'Hereditary' Heart Rate Challenge Results Show a Surprising Level of Terror

"I wouldn’t say it’s entirely impossible, but it would be very unlikely."


A24’s Hereditary is making a play to be one of the most psychologically, stressful movies in recent memory, but now data suggests it will take a toll on your nervous system as well. Recent results from the film’s Heart Rate Challenge show the results of five moviegoers whose heart rates spiked as high as 167 beats per minute while watching the terrifying film. If this data checks out, the film will make history as the most physiologically stressful movie in the history of horror.

The spikes in the Heart Rate Challenge graph show that Hereditary’s guinea pigs experienced scares that were especially intense — perhaps even implausibly so. “I wouldn’t say it’s entirely impossible but it would be very unlikely,” says Dr. Patrick Valcke, a third-year anesthesia resident at the University of Saskatchewan, in an interview with Inverse. “I buy that they’re all together, maybe that’s when someone is coming at them with a knife or something.”

The full results of the Hereditary Challenge 


How Horror Raises Heart Rate

Valcke explains that heart rate is typically controlled by two subcategories of the autonomic nervous system. One of these systems, the sympathetic nervous system — also known as the “fight or flight” system — is stimulated when someone is either in the midst of a dangerous experience or has triggered memories of a previous trauma. This feeling of impending danger initiates the release of adrenaline and noradrenaline into the cells that enervate the heart, resulting in a higher heart rate.

Valcke believes that it is possible to see heart rates as high as those in the Hereditary Challenge, but it would require a certain predisposition toward the content of the film. “[It] is a high baseline,” he says of the graphs. “Maybe they found five people who had a past experience with murder or death.”

Hereditary is set to release Friday, June 8th 


Horror-Linked Heart Rate Research Is Questionable

There is already some evidence that horror movies can cause universal spikes in heart rate across audiences as plot develops or people get murdered in gruesome ways, though the verifiability of that data is questionable. In 2014, Christopher Stock of the Centre for Sports Medicine and Human Performance at Brunel University conducted a study where a group of volunteers watched the 2014 horror film As Above/So Below. The journal article that should have resulted from this study is conspicuously absent, but The Guardian, in 2014, reported “someone’s heart rate hit 82bpm right at the end of the film the highest of anyone’s throughout the entire movie.” If the results of the Heart Rate challenge are real, then it means that Hereditary more than doubled the maximum heart rate measured in Stock’s experiment.

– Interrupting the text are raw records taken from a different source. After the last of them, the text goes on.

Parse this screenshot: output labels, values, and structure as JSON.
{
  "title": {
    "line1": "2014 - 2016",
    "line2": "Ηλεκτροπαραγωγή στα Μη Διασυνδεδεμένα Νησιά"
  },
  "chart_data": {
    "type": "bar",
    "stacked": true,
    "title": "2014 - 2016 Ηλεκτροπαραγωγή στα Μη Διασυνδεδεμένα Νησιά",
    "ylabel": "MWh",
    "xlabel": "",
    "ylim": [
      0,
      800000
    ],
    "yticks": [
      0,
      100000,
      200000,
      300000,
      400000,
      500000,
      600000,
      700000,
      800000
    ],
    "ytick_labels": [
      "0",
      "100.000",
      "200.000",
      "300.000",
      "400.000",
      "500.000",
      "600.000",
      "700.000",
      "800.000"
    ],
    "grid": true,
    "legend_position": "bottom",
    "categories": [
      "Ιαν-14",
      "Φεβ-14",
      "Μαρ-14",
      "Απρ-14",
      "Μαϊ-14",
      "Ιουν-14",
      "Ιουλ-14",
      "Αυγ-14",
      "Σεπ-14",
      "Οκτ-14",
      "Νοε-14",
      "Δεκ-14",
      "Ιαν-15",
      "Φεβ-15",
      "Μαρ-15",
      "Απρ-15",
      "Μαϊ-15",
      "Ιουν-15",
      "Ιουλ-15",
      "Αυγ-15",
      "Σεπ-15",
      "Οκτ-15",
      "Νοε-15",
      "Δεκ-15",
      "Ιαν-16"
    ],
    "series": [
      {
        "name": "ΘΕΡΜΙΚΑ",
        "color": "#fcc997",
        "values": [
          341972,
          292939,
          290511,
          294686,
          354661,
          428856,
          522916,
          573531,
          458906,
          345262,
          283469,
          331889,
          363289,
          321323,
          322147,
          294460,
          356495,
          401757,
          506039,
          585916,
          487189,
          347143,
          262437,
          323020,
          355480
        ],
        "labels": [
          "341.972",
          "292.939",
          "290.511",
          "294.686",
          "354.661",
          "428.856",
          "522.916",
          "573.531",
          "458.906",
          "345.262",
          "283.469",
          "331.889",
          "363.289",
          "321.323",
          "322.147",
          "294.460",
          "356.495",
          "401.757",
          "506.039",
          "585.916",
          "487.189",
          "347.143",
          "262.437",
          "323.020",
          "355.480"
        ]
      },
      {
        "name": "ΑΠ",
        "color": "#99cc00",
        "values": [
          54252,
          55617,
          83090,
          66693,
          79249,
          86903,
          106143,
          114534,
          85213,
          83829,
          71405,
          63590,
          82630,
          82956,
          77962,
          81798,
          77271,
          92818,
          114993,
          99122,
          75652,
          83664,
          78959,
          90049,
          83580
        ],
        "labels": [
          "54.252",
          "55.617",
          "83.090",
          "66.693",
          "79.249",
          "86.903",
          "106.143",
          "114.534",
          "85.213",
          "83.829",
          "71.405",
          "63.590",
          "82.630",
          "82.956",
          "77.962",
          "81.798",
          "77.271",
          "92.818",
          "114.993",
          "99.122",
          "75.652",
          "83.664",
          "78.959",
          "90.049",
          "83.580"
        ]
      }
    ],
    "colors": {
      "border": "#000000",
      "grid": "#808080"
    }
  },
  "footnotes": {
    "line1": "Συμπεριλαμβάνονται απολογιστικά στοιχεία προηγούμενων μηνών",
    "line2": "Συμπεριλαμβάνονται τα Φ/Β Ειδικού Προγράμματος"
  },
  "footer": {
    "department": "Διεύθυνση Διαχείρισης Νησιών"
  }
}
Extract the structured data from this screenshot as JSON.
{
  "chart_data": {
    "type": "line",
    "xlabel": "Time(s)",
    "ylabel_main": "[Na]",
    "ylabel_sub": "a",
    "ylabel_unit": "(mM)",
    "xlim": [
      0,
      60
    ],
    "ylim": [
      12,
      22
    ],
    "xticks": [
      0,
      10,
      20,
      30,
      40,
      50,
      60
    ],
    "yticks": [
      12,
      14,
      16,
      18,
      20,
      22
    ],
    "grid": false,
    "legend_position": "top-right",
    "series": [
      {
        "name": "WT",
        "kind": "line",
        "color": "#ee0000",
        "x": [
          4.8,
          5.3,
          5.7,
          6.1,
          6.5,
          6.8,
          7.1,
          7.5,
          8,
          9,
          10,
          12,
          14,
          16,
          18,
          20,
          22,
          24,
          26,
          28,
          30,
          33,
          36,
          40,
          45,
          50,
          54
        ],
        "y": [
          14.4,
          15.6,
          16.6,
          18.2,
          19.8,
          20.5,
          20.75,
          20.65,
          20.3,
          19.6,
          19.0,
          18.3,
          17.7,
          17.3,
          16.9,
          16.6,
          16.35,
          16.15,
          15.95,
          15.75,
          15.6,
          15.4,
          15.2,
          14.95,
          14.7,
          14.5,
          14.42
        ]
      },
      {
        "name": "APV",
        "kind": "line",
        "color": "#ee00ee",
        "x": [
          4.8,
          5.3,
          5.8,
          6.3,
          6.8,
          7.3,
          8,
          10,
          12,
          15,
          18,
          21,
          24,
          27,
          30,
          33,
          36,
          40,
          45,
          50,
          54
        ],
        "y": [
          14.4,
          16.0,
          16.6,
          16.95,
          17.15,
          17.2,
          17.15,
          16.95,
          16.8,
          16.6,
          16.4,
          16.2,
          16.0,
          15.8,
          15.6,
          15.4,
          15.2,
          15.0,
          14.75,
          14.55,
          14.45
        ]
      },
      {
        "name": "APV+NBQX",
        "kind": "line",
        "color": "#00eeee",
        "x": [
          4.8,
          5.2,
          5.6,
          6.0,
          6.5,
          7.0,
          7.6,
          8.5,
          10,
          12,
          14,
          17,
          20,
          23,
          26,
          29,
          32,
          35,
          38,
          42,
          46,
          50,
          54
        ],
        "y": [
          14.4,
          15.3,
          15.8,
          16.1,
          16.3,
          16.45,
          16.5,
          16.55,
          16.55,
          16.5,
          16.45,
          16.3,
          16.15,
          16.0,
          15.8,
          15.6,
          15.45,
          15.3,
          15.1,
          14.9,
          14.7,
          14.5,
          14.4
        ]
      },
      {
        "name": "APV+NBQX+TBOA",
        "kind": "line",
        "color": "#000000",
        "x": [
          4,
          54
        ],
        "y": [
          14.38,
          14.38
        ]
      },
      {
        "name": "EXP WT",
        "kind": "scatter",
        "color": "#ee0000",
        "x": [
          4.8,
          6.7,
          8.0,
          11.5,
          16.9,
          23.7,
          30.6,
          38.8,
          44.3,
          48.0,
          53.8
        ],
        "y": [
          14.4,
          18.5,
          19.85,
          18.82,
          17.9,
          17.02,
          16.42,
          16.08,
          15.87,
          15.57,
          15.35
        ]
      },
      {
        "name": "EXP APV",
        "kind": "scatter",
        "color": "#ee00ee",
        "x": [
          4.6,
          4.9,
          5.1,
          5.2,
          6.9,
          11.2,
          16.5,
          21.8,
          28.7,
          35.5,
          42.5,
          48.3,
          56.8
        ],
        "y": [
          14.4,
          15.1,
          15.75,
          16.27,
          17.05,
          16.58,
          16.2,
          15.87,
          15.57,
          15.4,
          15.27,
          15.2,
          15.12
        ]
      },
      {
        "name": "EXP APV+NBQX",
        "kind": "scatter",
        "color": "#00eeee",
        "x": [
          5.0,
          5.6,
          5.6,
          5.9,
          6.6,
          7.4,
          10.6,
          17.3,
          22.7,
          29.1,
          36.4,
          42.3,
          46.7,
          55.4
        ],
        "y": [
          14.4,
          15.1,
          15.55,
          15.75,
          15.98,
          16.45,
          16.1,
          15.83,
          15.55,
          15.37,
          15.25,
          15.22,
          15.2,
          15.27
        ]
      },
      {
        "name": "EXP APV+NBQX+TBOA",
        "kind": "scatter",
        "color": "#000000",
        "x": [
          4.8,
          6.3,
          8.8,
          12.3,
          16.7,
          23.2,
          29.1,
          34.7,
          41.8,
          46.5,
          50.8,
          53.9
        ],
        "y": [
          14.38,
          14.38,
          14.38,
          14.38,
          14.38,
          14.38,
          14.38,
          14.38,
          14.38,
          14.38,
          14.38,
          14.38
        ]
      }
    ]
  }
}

In another questionably scientific experiment, The Huffington Post had an audience of unknown size watch The Shining, The Exorcist, and Nightmare on Elm Street in 2013, finding that their audience’s average heart rate rose to only 100 BPM even during the most horrifying scenes.

In this context, the high heart rates of the Hereditary challenge seem to be wild outliers for a psychological horror film where there is no real threat of death. Instead, the heart rates seen in the challenge are more aligned with heart rates measured during intense exercise.

Horror: Not As Scary As Exercise

Applying the American Heart Association’s (AHA) formula for target heart rate — a way to gauge exercise intensity — the 100 BPM heart rate peak reached in the Huffington Post experiment is what one might expect from “moderate exercise intensity.” That is, it’s 50 to 70 percent of a person’s maximum heart rate (roughly calculated by subtracting your age from 220). On a fitness tracker like a Garmin Forerunner, that would classify the heart rate spike induced by Freddy Krueger as “recovery” or “easy.”

Now let’s apply that same heart rate analysis to Hereditary. According to Mashable, the Heart Rate Challenge originally involved 20 individuals, but only data on five people — all of whom were pushing over 125 BPM barely 20 minutes into the film — made it to the chart. Analysis is tricky without knowing the ages of these participants, but assuming a 20-year-old viewer, the 164 BPM maximum that viewers experienced just before the end of the film would amount to 83 percent of the maximum heart rate. That’s “vigorous” exercise, according to the AHA’s guidelines. For a 35-year-old, 164 BPM would be 90 percent of the maximum heart rate. On the Garmin fitness tracker blog, this is described as “harder intensity” effort: “You can reply in only single word responses.”

Maximum heart rate calculations from the American Heart Association 

American Heart Association 

Depending on your age, if your heart rate watching Nightmare on Elm Street is akin to a walk in the park, watching Hereditary would be like running a moderately paced 5k.

Unfortunately, it doesn’t seem as though putting the stress on your heart would be worth it. Even if Hereditary does stimulate your sympathetic nervous system to 5k levels, Valcke says you wouldn’t be reap any training benefits.

“You don’t derive the same physical benefits. [In exercise], you’re engaging all kinds of muscles,” he says. “That doesn’t happen sitting watching a movie for two hours.”